Крепость строилась, но была далека от завершения. За две недели нам удалось поставить только центральную казарму с наблюдательной вышкой и насыпать небольшой вал. Мы сняли с корабля пушечки, перетащили под крышу порох, ружья, муку. Обеспечили сохранность всего, от чего зависит выживание.
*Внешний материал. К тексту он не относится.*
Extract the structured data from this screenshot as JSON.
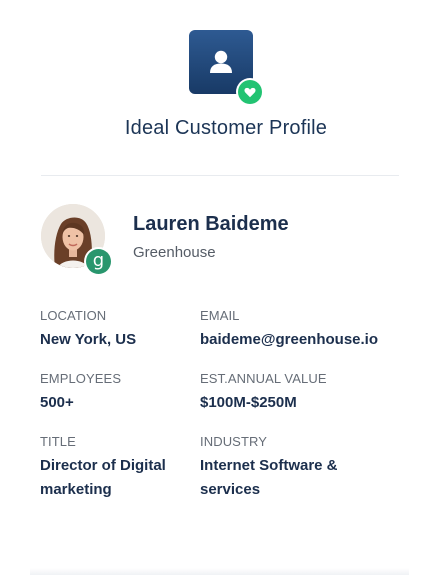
{
  "header": {
    "icon": "user-icon",
    "badge_icon": "heart-icon",
    "title": "Ideal Customer Profile"
  },
  "profile": {
    "name": "Lauren Baideme",
    "company": "Greenhouse",
    "company_badge_letter": "g",
    "company_badge_color": "#29966d",
    "accent_heart_color": "#22c372"
  },
  "fields": {
    "location": {
      "label": "LOCATION",
      "value": "New York, US"
    },
    "email": {
      "label": "EMAIL",
      "value": "baideme@greenhouse.io"
    },
    "employees": {
      "label": "EMPLOYEES",
      "value": "500+"
    },
    "annual_value": {
      "label": "EST.ANNUAL VALUE",
      "value": "$100M-$250M"
    },
    "title": {
      "label": "TITLE",
      "value": "Director of Digital marketing"
    },
    "industry": {
      "label": "INDUSTRY",
      "value": "Internet Software & services"
    }
  }
}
Что до людей, то они могли пока переждать и в палатках.

Чикилжах с одним или двумя спутниками навещал лагерь почти каждый день. Ни его отец, ни кто–то другой из "лучших мужиков", как называли зверобои туземных вождей, пока не появлялись. Скорее всего, старшие посылали ребятишек понаблюдать за возведением крепости, присмотреться к чужакам, разнюхать какие–нибудь секреты. Как повод для визита "нильсы" приносили на обмен бобровые шкуры, иногда одаривали нас свежей или вяленой рыбой. Обычно мы болтали возле костра о том о сём около часа. Затем гости уходили, по–прежнему ничего не обещая.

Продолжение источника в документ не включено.